I know a lot of people who aren’t pleased with The New York Times’ Thomas L. Friedman‘s ‘world is flat’ perspective on globalization (nor with his views on Iraq). For my part, I sometimes find him glib, too focused on a clever turn of phrase (though I realize that’s just good media management).
But one ignores this, from his Friday column, at one’s peril:
The dirty little secret is that India is taking work from Europe or America not simply because of low wages. It is also because Indians are ready to work harder and can do anything from answering your phone to designing your next airplane or car. They are not racing us to the bottom. They are racing us to the top.

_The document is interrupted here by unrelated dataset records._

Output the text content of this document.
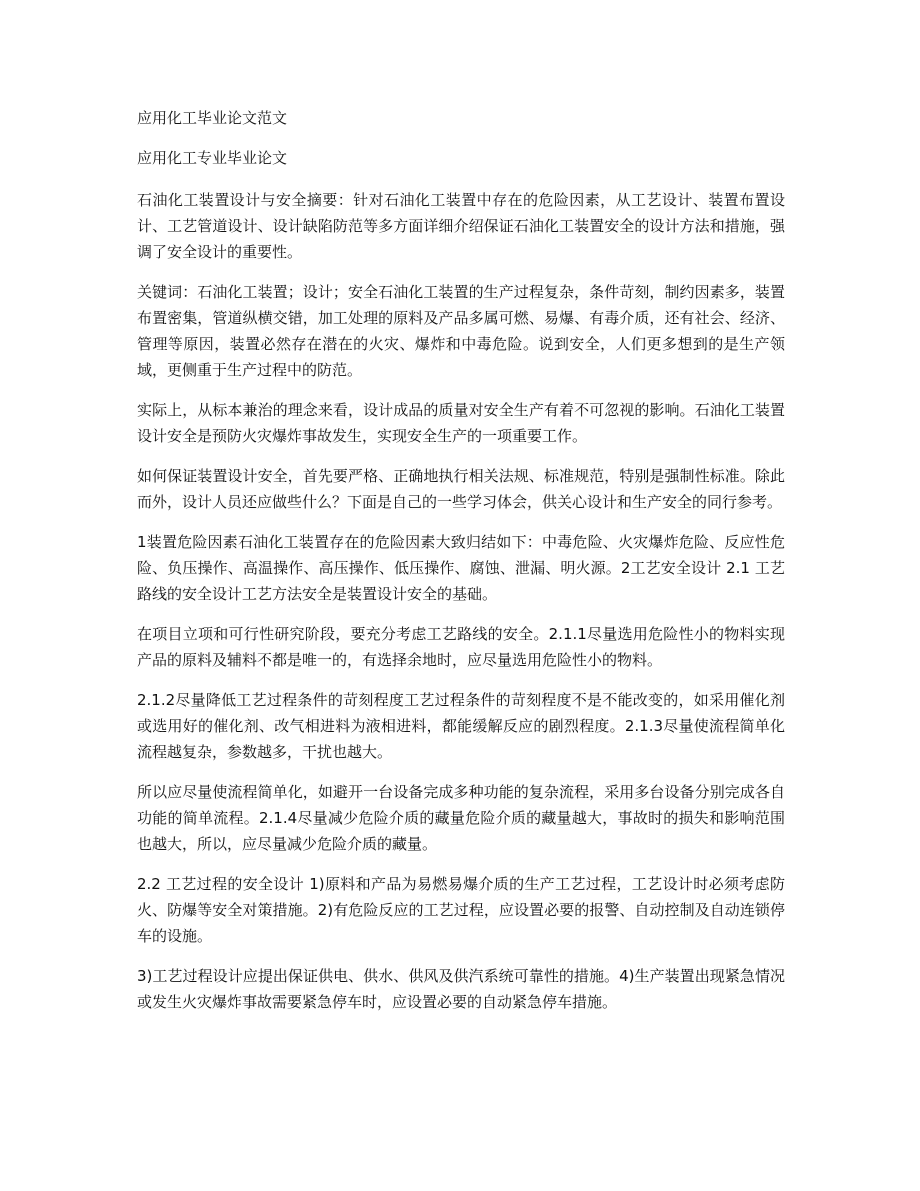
应用化工毕业论文范文
应用化工专业毕业论文

石油化工装置设计与安全摘要：针对石油化工装置中存在的危险因素，从工艺设计、装置布置设计、工艺管道设计、设计缺陷防范等多方面详细介绍保证石油化工装置安全的设计方法和措施，强调了安全设计的重要性。

关键词：石油化工装置；设计；安全石油化工装置的生产过程复杂，条件苛刻，制约因素多，装置布置密集，管道纵横交错，加工处理的原料及产品多属可燃、易爆、有毒介质，还有社会、经济、管理等原因，装置必然存在潜在的火灾、爆炸和中毒危险。说到安全，人们更多想到的是生产领域，更侧重于生产过程中的防范。

实际上，从标本兼治的理念来看，设计成品的质量对安全生产有着不可忽视的影响。石油化工装置设计安全是预防火灾爆炸事故发生，实现安全生产的一项重要工作。

如何保证装置设计安全，首先要严格、正确地执行相关法规、标准规范，特别是强制性标准。除此而外，设计人员还应做些什么？下面是自己的一些学习体会，供关心设计和生产安全的同行参考。

1装置危险因素石油化工装置存在的危险因素大致归结如下：中毒危险、火灾爆炸危险、反应性危险、负压操作、高温操作、高压操作、低压操作、腐蚀、泄漏、明火源。2工艺安全设计 2.1 工艺路线的安全设计工艺方法安全是装置设计安全的基础。

在项目立项和可行性研究阶段，要充分考虑工艺路线的安全。2.1.1尽量选用危险性小的物料实现产品的原料及辅料不都是唯一的，有选择余地时，应尽量选用危险性小的物料。

2.1.2尽量降低工艺过程条件的苛刻程度工艺过程条件的苛刻程度不是不能改变的，如采用催化剂或选用好的催化剂、改气相进料为液相进料，都能缓解反应的剧烈程度。2.1.3尽量使流程简单化流程越复杂，参数越多，干扰也越大。

所以应尽量使流程简单化，如避开一台设备完成多种功能的复杂流程，采用多台设备分别完成各自功能的简单流程。2.1.4尽量减少危险介质的藏量危险介质的藏量越大，事故时的损失和影响范围也越大，所以，应尽量减少危险介质的藏量。

2.2 工艺过程的安全设计 1)原料和产品为易燃易爆介质的生产工艺过程，工艺设计时必须考虑防火、防爆等安全对策措施。2)有危险反应的工艺过程，应设置必要的报警、自动控制及自动连锁停车的设施。

3)工艺过程设计应提出保证供电、供水、供风及供汽系统可靠性的措施。4)生产装置出现紧急情况或发生火灾爆炸事故需要紧急停车时，应设置必要的自动紧急停车措施。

The way things were is no assurance of the way things will be. A sense of entitlement will be no defense.
And I wonder:

  • How well will growing commitments to sustainability and regeneration, and an appreciation for the essential role of nature’s services, hold up in the face of this new gold rush?
  • Will the obsolete, falacious, yet still pervasive ‘environment vs economy’ fallacy divert China and India onto a highway to hell? Or will the growing evidence — and burgeoning need — for ‘both/and’ solutions enable them to lead the world’s emerging economies into a new industrial revolution, rather than a tragic replay of the old one?
  • And

  • Will the EU’s constitutional crisis erode its resolve as a powerful driver of the sustainability revolution?